The Koronovia work Programme on Agriculture  

Farmers are particularly vulnerable to climate change impacts such as prolonged droughts and shifting rainfall patterns, and agriculture is an important source of emissions.

Despite this importance however, agriculture had been missing and was only discussed as an appendage at the UN climate negotiating table, until November 2017 when it was included as a work programme.

Recognising the urgency of addressing this sector, the Bonn conference made a significant advance on the “Koronivia Joint Work on Agriculture” by adopting a roadmap for the next two-and-a-half years.

“From our perspective as Zambia, our interest is in line with the expectations of the African group which is seeking to protect our smallholders who are the majority producers from the negative impacts of climate change,” said Morton Mwanza, Zambia’s Ministry of Agriculture focal point person on Climate Smart Agriculture.

And according to the outcome at the Bonn talks, the roadmap responds to the world’s farming community of more than 1 billion people and to the 800 million people who live in food-insecure circumstances, mainly in developing countries. It addresses a range of issues including the socio-economic and food-security dimensions of climate change, assessments of adaptation in agriculture, co-benefits and resilience, and livestock management.

Nevertheless, key to this roadmap is undoubtedly means of implementation—finance and technology. Developed countries pledged, since 2009, to deliver to developing countries 100 billion dollars per year by 2020 for climate action.

However, the withdrawal of 2 billion dollars’ worth of support by the Trump administration because of its decision to leave the Paris Agreement, leaves the climate finance debate unsettled, and a major sticking point in the talks.

Big polluters influence

And some campaigners now accuse some fossil fuel lobbyists allegedly sitting on the negotiating table to be behind delayed climate action.

According to a study, titled “Revolving doors and the fossil fuel industry,” carried out in 13 European countries, failure to deal with conflict of interest by the EU is due to cosy relationships built up with the fossil fuel sector over the years. It calls for the adoption of a strong conflict of interest policy that would avoid the disproportionate influence of the fossil fuel industry on the international climate change negotiations.

“There is a revolving door between politics and the fossil fuel lobby all across Europe,” said Max Andersson, Member of the European Parliament, at the Bonn Climate Talks. “It’s not just a handful of cases—it is systematic.
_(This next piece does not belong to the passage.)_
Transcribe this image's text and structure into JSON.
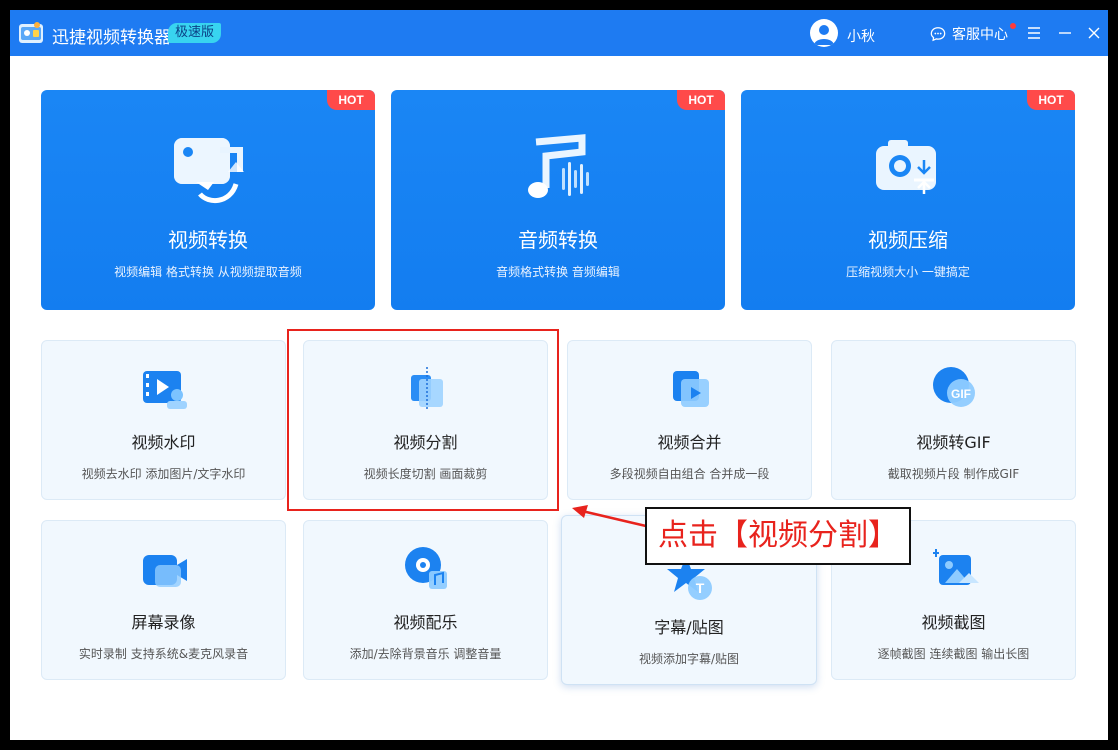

The fossil fuel industry has an enormous economic interest in delaying climate action and the revolving door between politics and the fossil fuel lobby is a serious cause for alarm.”

According to Andersson, to meet the goals of the Paris Agreement and keep global warming to as close as 1.5 degrees as possible, there is need to clamp down on conflicts of interest to stop coal, gas and oil from leaving “their dirty fingerprints over our climate policy.”

Interestingly, there was good news for the ‘big polluters out’ campaigners at the close of the talks. “No amount of obstruction from the US and its big polluter allies will ultimately prevent this movement from advancing,” Jesse Bragg of Corporate Accountability told IPS. “Global South leaders prevailed in securing a clear path forward for the conflict of interest movement, ensuring the issue will be front and center next year.”

And so, it seems, climate finance holds all the cards. Until it is sorted, the implementation of the Paris Agreement in two years’ time hangs in the balance.